The backlash against South Carolina defensive end Jadeveon Clowney was predictable: He entered this season hyped as a sure-thing No. 1 overall pick in the 2014 NFL draft, and so the first time he looked like anything less than a prime Lawrence Taylor, there was going to be grumbling that maybe Clowney wasn’t as good as everyone said.
But in one half of football today against Tennessee, Clowney pretty well silenced any talk that he’s anything other than the most talented defensive player to come out of college football in years. Although his South Carolina teammates have not played particularly well against the Volunteers, Clowney has been a one-man wrecking machine.
On Tennessee’s second play from scrimmage, the Volunteers ran a shovel pass to receiver Alton Howard. But as soon as Howard got the ball, Clowney had already sidestepped a block and entered Tennessee’s backfield, where he instantly wrapped Howard up for a loss of five yards.

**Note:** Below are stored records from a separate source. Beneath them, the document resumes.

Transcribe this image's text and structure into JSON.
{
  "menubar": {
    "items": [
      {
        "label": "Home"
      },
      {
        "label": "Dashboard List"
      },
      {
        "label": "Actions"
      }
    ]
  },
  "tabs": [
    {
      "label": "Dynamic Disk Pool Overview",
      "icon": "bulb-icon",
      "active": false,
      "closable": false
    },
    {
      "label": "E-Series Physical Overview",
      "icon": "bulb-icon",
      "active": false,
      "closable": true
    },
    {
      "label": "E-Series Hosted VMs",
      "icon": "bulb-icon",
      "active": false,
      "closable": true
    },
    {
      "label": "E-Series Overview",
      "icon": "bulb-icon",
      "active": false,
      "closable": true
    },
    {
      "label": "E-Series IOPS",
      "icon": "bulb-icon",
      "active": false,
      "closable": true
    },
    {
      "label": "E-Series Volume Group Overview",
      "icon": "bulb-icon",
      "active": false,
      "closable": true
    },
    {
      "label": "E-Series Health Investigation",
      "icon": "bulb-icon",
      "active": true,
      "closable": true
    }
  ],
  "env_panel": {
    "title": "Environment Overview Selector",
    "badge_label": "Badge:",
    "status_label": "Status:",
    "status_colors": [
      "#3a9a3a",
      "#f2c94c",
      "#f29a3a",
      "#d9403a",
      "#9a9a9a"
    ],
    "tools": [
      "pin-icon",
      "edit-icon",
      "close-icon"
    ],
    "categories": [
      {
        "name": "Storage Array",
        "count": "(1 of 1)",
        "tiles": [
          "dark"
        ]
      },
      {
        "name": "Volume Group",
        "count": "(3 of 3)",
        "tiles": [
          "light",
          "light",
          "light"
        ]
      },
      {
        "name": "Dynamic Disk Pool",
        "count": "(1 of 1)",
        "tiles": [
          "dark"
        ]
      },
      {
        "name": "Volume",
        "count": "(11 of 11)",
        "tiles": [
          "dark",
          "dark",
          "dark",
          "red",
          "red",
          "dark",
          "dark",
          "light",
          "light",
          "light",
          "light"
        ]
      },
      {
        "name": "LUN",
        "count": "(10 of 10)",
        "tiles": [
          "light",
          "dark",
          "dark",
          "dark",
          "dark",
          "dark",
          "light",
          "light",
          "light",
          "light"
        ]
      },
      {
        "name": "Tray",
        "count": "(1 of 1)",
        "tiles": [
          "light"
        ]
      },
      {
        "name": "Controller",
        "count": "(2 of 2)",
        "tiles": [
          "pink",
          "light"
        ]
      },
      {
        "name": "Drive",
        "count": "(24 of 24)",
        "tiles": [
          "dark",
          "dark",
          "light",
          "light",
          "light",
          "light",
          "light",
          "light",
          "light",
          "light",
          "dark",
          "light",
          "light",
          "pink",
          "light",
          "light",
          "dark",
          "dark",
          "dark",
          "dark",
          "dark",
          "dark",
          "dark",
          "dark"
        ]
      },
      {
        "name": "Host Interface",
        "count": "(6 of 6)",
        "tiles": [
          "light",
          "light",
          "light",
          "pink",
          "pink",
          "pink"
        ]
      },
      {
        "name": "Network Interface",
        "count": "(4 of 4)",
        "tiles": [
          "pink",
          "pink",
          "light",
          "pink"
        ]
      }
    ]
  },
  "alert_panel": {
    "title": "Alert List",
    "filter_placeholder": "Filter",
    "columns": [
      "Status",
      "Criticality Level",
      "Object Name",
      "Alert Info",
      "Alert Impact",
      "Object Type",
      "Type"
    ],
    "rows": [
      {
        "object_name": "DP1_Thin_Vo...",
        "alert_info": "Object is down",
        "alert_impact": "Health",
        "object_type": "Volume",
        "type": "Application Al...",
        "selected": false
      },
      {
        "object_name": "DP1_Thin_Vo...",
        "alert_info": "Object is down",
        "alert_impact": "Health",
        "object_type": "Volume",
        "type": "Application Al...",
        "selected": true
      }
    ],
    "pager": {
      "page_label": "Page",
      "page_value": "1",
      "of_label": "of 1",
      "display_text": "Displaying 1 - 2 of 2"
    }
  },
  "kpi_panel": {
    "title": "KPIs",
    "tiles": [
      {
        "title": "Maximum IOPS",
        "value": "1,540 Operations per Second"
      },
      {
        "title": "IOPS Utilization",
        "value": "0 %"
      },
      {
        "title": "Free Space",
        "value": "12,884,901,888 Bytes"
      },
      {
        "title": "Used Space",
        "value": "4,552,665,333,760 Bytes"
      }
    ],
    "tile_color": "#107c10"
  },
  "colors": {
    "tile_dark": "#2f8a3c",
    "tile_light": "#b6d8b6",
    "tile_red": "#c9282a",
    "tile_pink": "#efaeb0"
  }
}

Later in the first quarter, Clowney blew past Tennessee left tackle Antonio Richardson (who’s viewed by some as a likely first-round pick himself) and destroyed Tennessee running back Rajion Neal behind the line of scrimmage. Clowney’s hit on Neal was reminiscent of Clowney’s famous hit against Michigan running back Vincent Smith, although unlike Smith, Neal managed to keep both his helmet and the football.
Another tackle for loss came when Tennessee tried to run around the left side and had a tackle and guard double team Clowney. Two blockers weren’t enough, as Clowney simply took both of them with him toward the sideline before shedding the block and bringing down the ball carrier.
In the most bizarre play of the game, Clowney wrapped Neal up in the backfield the moment Neal got the handoff from quarterback Justin Worley, and Neal panicked and tossed the ball back toward Worley immediately. I’ve never seen anything quite like that happen before, but I’ve never seen any defensive lineman wreak havoc on an opposing offense the way Clowney has, either.
There may be legitimate questions about whether Clowney takes too many plays off. And the truth is, it was always premature to label Clowney as a sure-thing first overall pick because there are no sure things this far out from the next draft. But anyone who’s wondering why Clowney is viewed as a once-in-a-generation talent just needs to see his first half against Tennessee.